LEGO sorter can easily recognize any part of the designer ever created.
An Engineer Daniel West created a sorter for LEGO parts based on artificial intelligence. The versatile LEGO sorter uses a neural network to identify, classify and organize plastic parts more efficiently than a human could. A device was created from more than 10 thousand LEGO parts. Parts are loaded onto a moving tape, through which they fall into sorting, where a camera is installed that takes all the details on the video.

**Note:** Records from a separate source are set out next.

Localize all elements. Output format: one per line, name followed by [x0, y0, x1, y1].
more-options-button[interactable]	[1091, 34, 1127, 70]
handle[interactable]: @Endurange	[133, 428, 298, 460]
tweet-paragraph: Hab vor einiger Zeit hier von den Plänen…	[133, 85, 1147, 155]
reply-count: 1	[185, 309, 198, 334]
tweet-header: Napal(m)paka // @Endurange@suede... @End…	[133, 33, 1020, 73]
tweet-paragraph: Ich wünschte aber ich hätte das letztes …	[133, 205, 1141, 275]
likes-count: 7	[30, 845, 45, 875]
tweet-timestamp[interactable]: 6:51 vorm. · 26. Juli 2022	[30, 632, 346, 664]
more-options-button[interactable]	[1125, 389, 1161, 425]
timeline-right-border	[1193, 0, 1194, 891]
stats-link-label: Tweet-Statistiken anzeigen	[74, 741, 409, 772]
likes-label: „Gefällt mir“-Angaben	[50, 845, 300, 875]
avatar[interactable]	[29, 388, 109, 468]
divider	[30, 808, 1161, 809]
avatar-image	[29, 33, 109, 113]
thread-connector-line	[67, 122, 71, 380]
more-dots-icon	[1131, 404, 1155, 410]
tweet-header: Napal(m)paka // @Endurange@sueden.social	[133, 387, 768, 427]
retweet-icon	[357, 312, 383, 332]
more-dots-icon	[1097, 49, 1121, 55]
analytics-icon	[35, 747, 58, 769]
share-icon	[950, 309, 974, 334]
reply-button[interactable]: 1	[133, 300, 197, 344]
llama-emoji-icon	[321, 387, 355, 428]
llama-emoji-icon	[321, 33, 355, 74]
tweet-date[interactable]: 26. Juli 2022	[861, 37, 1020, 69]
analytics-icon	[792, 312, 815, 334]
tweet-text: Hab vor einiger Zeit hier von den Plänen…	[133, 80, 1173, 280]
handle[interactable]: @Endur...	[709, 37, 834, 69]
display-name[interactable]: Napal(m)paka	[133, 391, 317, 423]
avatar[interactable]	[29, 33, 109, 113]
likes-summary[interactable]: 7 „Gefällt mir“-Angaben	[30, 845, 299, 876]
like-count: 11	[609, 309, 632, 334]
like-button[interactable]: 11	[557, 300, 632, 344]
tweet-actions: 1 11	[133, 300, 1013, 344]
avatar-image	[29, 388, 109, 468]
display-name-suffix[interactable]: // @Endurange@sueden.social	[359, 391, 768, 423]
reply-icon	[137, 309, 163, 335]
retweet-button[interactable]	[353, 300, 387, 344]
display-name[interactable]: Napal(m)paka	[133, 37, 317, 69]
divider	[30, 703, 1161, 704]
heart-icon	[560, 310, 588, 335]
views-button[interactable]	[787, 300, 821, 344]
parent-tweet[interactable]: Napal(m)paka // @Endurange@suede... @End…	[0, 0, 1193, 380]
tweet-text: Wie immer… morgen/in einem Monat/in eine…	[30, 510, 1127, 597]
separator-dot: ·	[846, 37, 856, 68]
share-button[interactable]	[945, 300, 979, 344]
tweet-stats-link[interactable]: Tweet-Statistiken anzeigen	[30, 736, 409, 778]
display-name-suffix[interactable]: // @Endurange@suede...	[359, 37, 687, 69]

Afterwards, the Raspberry Pi minicomputer processes the video stream and transfers the data to a laptop running the application, which is a convolutional neural network. Artificial intelligence-driven software compares each element with a database containing 3D models of each LEGO element ever created.
As soon as the neural network matches the part with the part number, it sends the data back to the sorter, which at that moment knows which of the 18 sorting baskets to place it in. The machine processes approximately one brick every two seconds.
Such inventions emphasize the flexibility of LEGO as a building platform. Young children can stack bricks to create simple objects, while older children and adults can develop amazingly efficient hardware by bringing technology to the designer.
Amazon and LEGO are currently running a contest that actually integrates LEGO with technology. Both companies have instructed builders to integrate Alexa voice commands with LEGO Mindstorm kits and will reward the best creations with a trip to Denmark.